Premier League preview: Manchester City’s wealth doesn’t diminish its success
Welcome to Yahoo Soccer’s Premier League Starting XI. This lineup of stories will get you ready for the upcoming season as we count down to kickoff Friday at noon ET.
After two Premier League titles in a row and four in eight years, we still don’t know how to talk about Manchester City.
That is to say, some debate remains over whether its success is entirely legitimate or not. Because to the holdouts, all that City silverware is clouded, somehow, because in less than a decade the club has tripled its number of domestic championships from the previous 130 years or so.
After all, City’s titles are bought. The receipts are out on the field, in the mere fact that out of the 25 most expensive incoming Premier League transfers of all time, eight are City’s, more than any other club. Although it should be said that Manchester United is responsible for the top three, and City has none in the top six.
At last count a year ago, the Abu Dhabi ownership had put a staggering $1.76 billion into the club since buying it in 2008. And all of this has come to the fore once again because UEFA, soccer’s European governing body, has referred City to the adjudicatory chamber of its own disciplinary body for violating Financial Fair Play rules.
In 2014, City also ran afoul of the rules, implemented to protect clubs from their own rampant overspending by putting caps on losses and outside investment, and was fined some $60 million. This time around, an article published in Der Spiegel , revealing documents obtained by Football Leaks, claimed that the club’s sponsorship deals from Abu Dhabi-based companies were wildly overinflated.
City awaits its punishment and, as repeat offenders, could face expulsion from the Champions League it so desperately wants to win. But then again, the New York Times discovered through internal UEFA documents that in the case of another major club in breach of FFP, Paris Saint-Germain, the governing body had shown little interest in actually prosecuting those violations. Rather, it let the whole thing slide, suggesting UEFA doesn’t actually think it has the clout to enforce its own rules. AC Milan, meanwhile, was suspended from European competition in an FFP sanction only for the Court of Arbitration for Sport to overturn it as excessive, whereupon Milan then accepted expulsion voluntarily.
Were it not for any of this FFP business, which while noble in its conception appears feckless in practice, City would perhaps get more credit for its significant accomplishments, casting away the implicit suggestion that its success is somehow unearned. After all, Pep Guardiola’s side has posted the two highest point totals in Premier League history the last two years, all while playing dazzling soccer.

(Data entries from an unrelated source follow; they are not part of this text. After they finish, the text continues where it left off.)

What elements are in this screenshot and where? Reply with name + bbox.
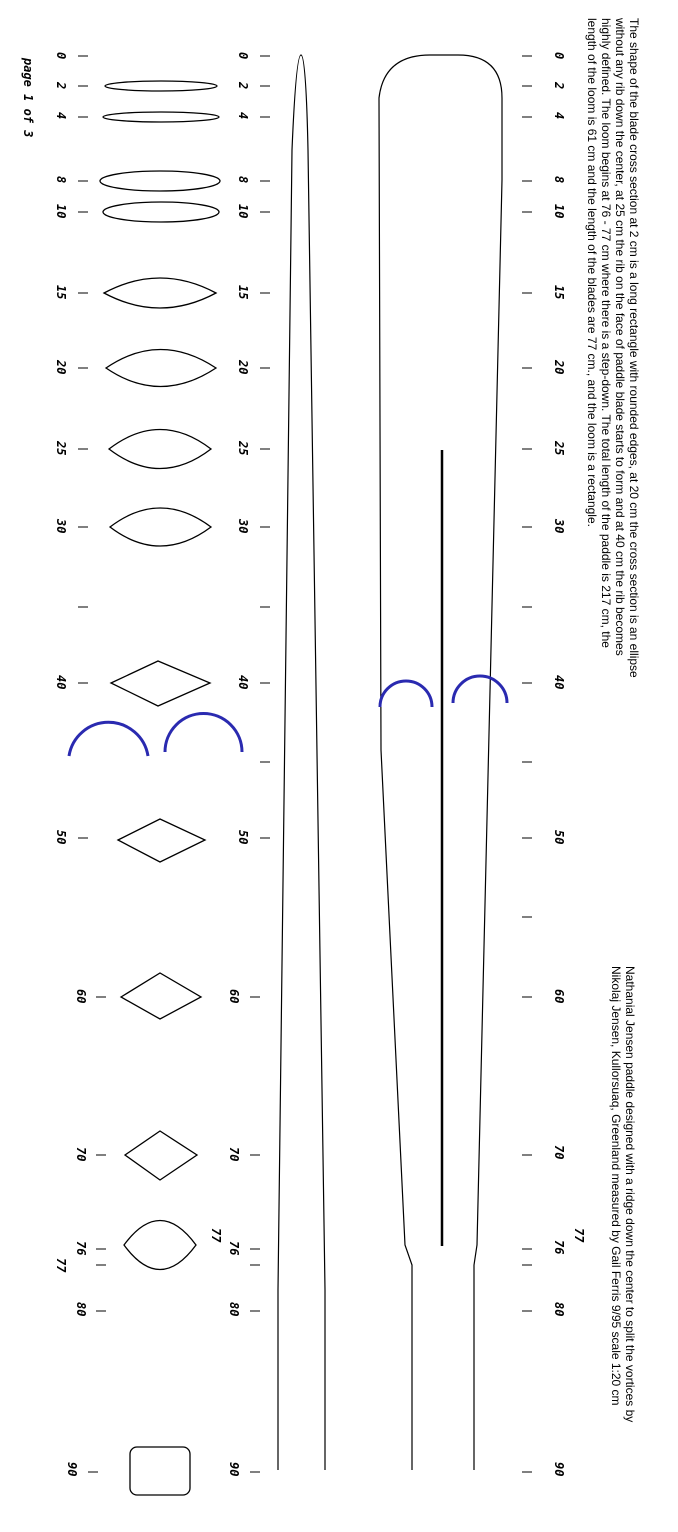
tick-label: 8	[236, 176, 250, 184]
tick-label: 70	[74, 1147, 88, 1162]
tick-label: 80	[552, 1302, 566, 1317]
tick-label: 10	[236, 204, 250, 219]
tick-label: 20	[54, 360, 68, 375]
vortex-arc-section-right	[165, 714, 242, 753]
cross-section-25	[109, 430, 211, 469]
credit-line: Nathanial Jensen paddle designed with a ridge down the center to split the vortices by	[623, 966, 637, 1423]
vortex-arc-section-left	[69, 722, 148, 756]
page-number: page 1 of 3	[21, 58, 35, 138]
cross-section-20	[106, 350, 216, 387]
tick-label: 40	[54, 675, 68, 690]
tick-label: 76	[74, 1241, 88, 1256]
tick-label: 60	[227, 989, 241, 1004]
tick-label: 80	[74, 1302, 88, 1317]
cross-section-70	[125, 1131, 197, 1180]
credit-line: Nikolaj Jensen, Kullorsuaq, Greenland measured by Gail Ferris 9/95 scale 1:20 cm	[609, 966, 623, 1406]
tick-label: 15	[236, 285, 250, 300]
tick-label: 15	[54, 285, 68, 300]
description-line: highly defined. The loom begins at 76 - 77 cm where there is a step-down. The total length of the paddle is 217 cm, the	[599, 18, 613, 648]
tick-label: 70	[227, 1147, 241, 1162]
tick-label: 0	[552, 52, 566, 60]
tick-label: 4	[552, 112, 566, 120]
vortex-arc-right	[453, 676, 507, 703]
description-note	[585, 17, 641, 678]
face-scale	[522, 52, 586, 1476]
tick-label: 70	[552, 1145, 566, 1160]
tick-label: 90	[65, 1462, 79, 1477]
cross-section-10	[103, 202, 219, 222]
tick-label: 4	[54, 112, 68, 120]
cross-section-77	[124, 1221, 196, 1270]
section-scale	[54, 52, 106, 1476]
paddle-face-view	[379, 55, 507, 1470]
cross-section-8	[100, 171, 220, 191]
tick-label: 76	[552, 1240, 566, 1255]
tick-label: 30	[236, 519, 250, 534]
vortex-arc-left	[380, 681, 432, 707]
cross-section-15	[104, 278, 216, 308]
tick-label: 60	[552, 989, 566, 1004]
tick-label: 15	[552, 285, 566, 300]
tick-label: 2	[54, 82, 68, 90]
credit-note	[609, 966, 637, 1422]
tick-label: 60	[74, 989, 88, 1004]
tick-label: 0	[236, 52, 250, 60]
cross-section-4	[103, 112, 219, 122]
tick-label: 25	[552, 441, 566, 456]
tick-label: 40	[552, 675, 566, 690]
tick-label: 50	[236, 830, 250, 845]
cross-section-2	[105, 81, 217, 91]
tick-label: 25	[236, 441, 250, 456]
tick-label: 8	[552, 176, 566, 184]
cross-section-40	[111, 661, 210, 706]
tick-label: 2	[236, 82, 250, 90]
tick-label: 50	[552, 830, 566, 845]
tick-label: 77	[54, 1258, 68, 1273]
tick-label: 80	[227, 1302, 241, 1317]
tick-label: 40	[236, 675, 250, 690]
tick-label: 90	[552, 1462, 566, 1477]
tick-label: 4	[236, 112, 250, 120]
tick-label: 76	[227, 1241, 241, 1256]
tick-label: 0	[54, 52, 68, 60]
tick-label: 30	[54, 519, 68, 534]
edge-outline	[278, 55, 325, 1470]
tick-label: 2	[552, 82, 566, 90]
tick-label: 25	[54, 441, 68, 456]
tick-label: 90	[227, 1462, 241, 1477]
description-line: The shape of the blade cross section at 2 cm is a long rectangle with rounded edges, at 20 cm the cross section is an ellipse	[627, 18, 641, 678]
cross-sections	[100, 81, 220, 1495]
edge-scale	[209, 52, 270, 1476]
blade-outline	[379, 55, 502, 1470]
tick-label: 10	[54, 204, 68, 219]
paddle-edge-view	[278, 55, 325, 1470]
cross-section-30	[110, 508, 211, 546]
tick-label: 77	[572, 1228, 586, 1243]
tick-label: 20	[236, 360, 250, 375]
tick-label: 50	[54, 830, 68, 845]
page-label	[21, 57, 35, 137]
tick-label: 8	[54, 176, 68, 184]
cross-section-50	[118, 819, 205, 862]
cross-section-90-loom	[130, 1447, 190, 1495]
tick-label: 10	[552, 204, 566, 219]
tick-label: 20	[552, 360, 566, 375]
description-line: without any rib down the center, at 25 cm the rib on the face of paddle blade starts to form and at 40 cm the rib becomes	[613, 18, 627, 656]
description-line: length of the loom is 61 cm and the length of the blades are 77 cm., and the loom is a rectangle.	[585, 18, 599, 527]
tick-label: 30	[552, 519, 566, 534]
cross-section-60	[121, 973, 201, 1019]
tick-label: 77	[209, 1228, 223, 1243]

Sure, it feels a little icky. A little odd for all that silverware, the endless purchases of arrived superstars, the fancy coach and the state-of-the-art facilities, the expensive second-string left backs, to have been bought with an investment from an owner – Sheikh Mansour bin Zayed Al Nahyan, the half-brother of the president of the United Arab Emirates and Emir of Abu Dhabi – who seems to treat it as an elaborate branding play for his home country. An owner who has reportedly been to just one City match during his 11 years with the club, missing all four Premier League title games.
To consider City’s dominance as illegitimate, however, is either naïve or hypocritical.

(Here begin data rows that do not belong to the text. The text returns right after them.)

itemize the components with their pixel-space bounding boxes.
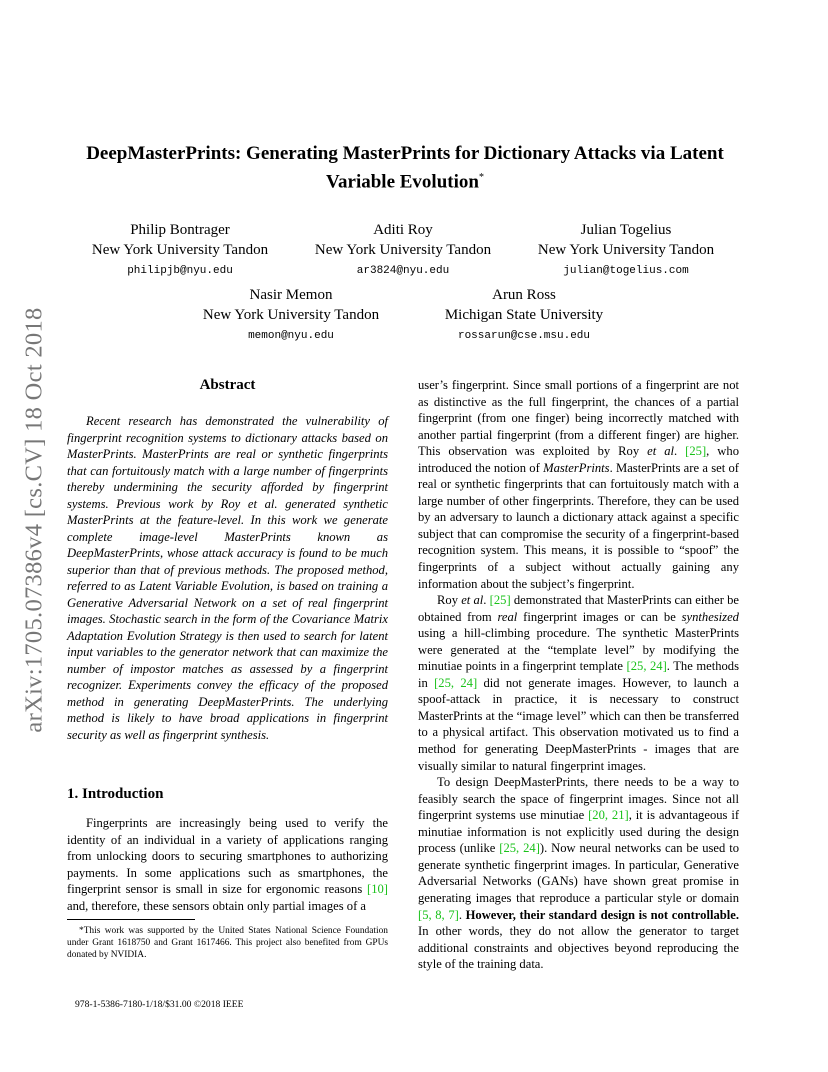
footnote-text: *This work was supported by the United States National Science Foundation under Grant 1618750 and Grant 1617466. This project also benefited from GPUs donated by NVIDIA. xyxy=(67,926,388,961)
arxiv-sidebar xyxy=(10,280,60,760)
title-footnote-marker: * xyxy=(478,172,484,183)
author-name: Julian Togelius xyxy=(580,222,672,238)
author-block xyxy=(506,220,746,282)
title-line-1: DeepMasterPrints: Generating MasterPrints for Dictionary Attacks via Latent xyxy=(86,143,724,164)
citation-link[interactable]: [25, 24] xyxy=(434,675,478,690)
paragraph: To design DeepMasterPrints, there needs to be a way to feasibly search the space of fingerprint images. Since not all fingerprint systems use minutiae [20, 21], it is advantageous if minutiae information is not explicitly used during the design process (unlike [25, 24]). Now neural networks can be used to generate synthetic fingerprint images. In particular, Generative Adversarial Networks (GANs) have shown great promise in generating images that reproduce a particular style or domain [5, 8, 7]. However, their standard design is not controllable. In other words, they do not allow the generator to target additional constraints and objectives beyond reproducing the style of the training data. xyxy=(418,775,740,972)
citation-link[interactable]: [25] xyxy=(685,444,707,459)
paragraph: Roy et al. [25] demonstrated that MasterPrints can either be obtained from real fingerprint images or can be synthesized using a hill-climbing procedure. The synthetic MasterPrints were generated at the “template level” by modifying the minutiae points in a fingerprint template [25, 24]. The methods in [25, 24] did not generate images. However, to launch a spoof-attack in practice, it is necessary to construct MasterPrints at the “image level” which can then be transferred to a physical artifact. This observation motivated us to find a method for generating DeepMasterPrints - images that are visually similar to natural fingerprint images. xyxy=(418,593,739,773)
abstract-heading: Abstract xyxy=(199,377,256,393)
citation-link[interactable]: [10] xyxy=(367,882,388,897)
abstract-text: Recent research has demonstrated the vulnerability of fingerprint recognition systems to dictionary attacks based on MasterPrints. MasterPrints are real or synthetic fingerprints that can fortuitously match with a large number of fingerprints thereby undermining the security afforded by fingerprint systems. Previous work by Roy et al. generated synthetic MasterPrints at the feature-level. In this work we generate complete image-level MasterPrints known as DeepMasterPrints, whose attack accuracy is found to be much superior than that of previous methods. The proposed method, referred to as Latent Variable Evolution, is based on training a Generative Adversarial Network on a set of real fingerprint images. Stochastic search in the form of the Covariance Matrix Adaptation Evolution Strategy is then used to search for latent input variables to the generator network that can maximize the number of impostor matches as assessed by a fingerprint recognizer. Experiments convey the efficacy of the proposed method in generating DeepMasterPrints. The underlying method is likely to have broad applications in fingerprint security as well as fingerprint synthesis. xyxy=(67,414,388,742)
paragraph: user’s fingerprint. Since small portions of a fingerprint are not as distinctive as the full fingerprint, the chances of a partial fingerprint (from one finger) being incorrectly matched with another partial fingerprint (from a different finger) are higher. This observation was exploited by Roy et al. [25], who introduced the notion of MasterPrints. MasterPrints are a set of real or synthetic fingerprints that can fortuitously match with a large number of other fingerprints. Therefore, they can be used by an adversary to launch a dictionary attack against a specific subject that can compromise the security of a fingerprint-based recognition system. This means, it is possible to “spoof” the fingerprints of a subject without actually gaining any information about the subject’s fingerprint. xyxy=(418,378,740,591)
abstract-body xyxy=(67,413,388,743)
intro-paragraph: Fingerprints are increasingly being used to verify the identity of an individual in a variety of applications ranging from unlocking doors to securing smartphones to authorizing payments. In some applications such as smartphones, the fingerprint sensor is small in size for ergonomic reasons [10] and, therefore, these sensors obtain only partial images of a xyxy=(67,816,388,913)
right-column xyxy=(418,377,739,973)
author-block xyxy=(404,285,644,347)
author-name: Arun Ross xyxy=(492,287,556,303)
citation-link[interactable]: [25, 24] xyxy=(499,841,540,856)
author-email: rossarun@cse.msu.edu xyxy=(457,330,591,342)
author-affiliation: New York University Tandon xyxy=(314,242,492,258)
intro-body xyxy=(67,815,388,915)
paper-title xyxy=(60,142,750,194)
citation-link[interactable]: [20, 21] xyxy=(588,808,629,823)
citation-link[interactable]: [5, 8, 7] xyxy=(418,907,459,922)
citation-link[interactable]: [25, 24] xyxy=(626,659,667,674)
author-email: memon@nyu.edu xyxy=(248,330,334,342)
author-block xyxy=(283,220,523,282)
section-heading: 1. Introduction xyxy=(67,786,164,802)
title-line-2: Variable Evolution xyxy=(326,171,479,193)
author-affiliation: Michigan State University xyxy=(444,307,604,323)
author-name: Philip Bontrager xyxy=(130,222,230,238)
author-email: ar3824@nyu.edu xyxy=(356,265,450,277)
arxiv-identifier: arXiv:1705.07386v4 [cs.CV] 18 Oct 2018 xyxy=(21,307,48,733)
author-affiliation: New York University Tandon xyxy=(202,307,380,323)
author-name: Aditi Roy xyxy=(373,222,433,238)
citation-link[interactable]: [25] xyxy=(489,593,511,608)
copyright-notice: 978-1-5386-7180-1/18/$31.00 ©2018 IEEE xyxy=(75,999,244,1010)
author-email: julian@togelius.com xyxy=(563,265,689,277)
author-block xyxy=(60,220,300,282)
author-name: Nasir Memon xyxy=(249,287,333,303)
footnote-divider xyxy=(67,919,195,920)
author-affiliation: New York University Tandon xyxy=(537,242,715,258)
author-email: philipjb@nyu.edu xyxy=(127,265,233,277)
author-affiliation: New York University Tandon xyxy=(91,242,269,258)
author-block xyxy=(171,285,411,347)
footnote xyxy=(67,925,388,962)
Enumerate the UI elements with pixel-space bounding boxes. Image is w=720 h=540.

This is how it works. Money is all that matters at the top end of club soccer. This is how it has always worked. Surely half, if not more, of the great European club teams of the last few decades were backed with vast riches from outside the club, gained inorganically.
PSG is, of course, propped up by Qatar. Chelsea was transformed by a bored Russian oligarch. But a soccer team as a luxury item or a kind of objet d’art is hardly a new thing. Going back to the 1980s, Italy’s tycoons competed with one another through their soccer teams, namely Juventus, AC Milan and Inter Milan. Meanwhile, Real Madrid and FC Barcelona are fan-owned, sure, but they’ve also been the beneficiaries of subsidies and bailouts and loans from local governments and wealthy patrons.
If you think Barca is somehow pure for developing some of its own stars, consider that the only reason it retained them is because it could afford to pay them at above-market rates. Lionel Messi’s near-nine figure annual salary doesn’t happen without business offices on four continents shaking loose every last sponsorship dollar from companies willing to overpay just to associate themselves with the club.
This is simply how it’s done.
The only difference between all those clubs and City is that City’s moneyed rise coincided with a time when UEFA made a lot of noise about remaking its clubs into sustainable businesses — and then backing off when it caught rule-breakers. How, exactly, that money comes into the club, whether through direct investment or a now-illegal sweetheart sponsorship, is academic.
Lots of major teams were nouveaux riches at some point. What separates the ones that last from the one-season wonders is how they spend that money. City, after a few spectacular early misfires in the transfer market – Robinho anyone? Roque Santa Cruz? – figured out best practices.
And then it perfected them, yielding unprecedented results.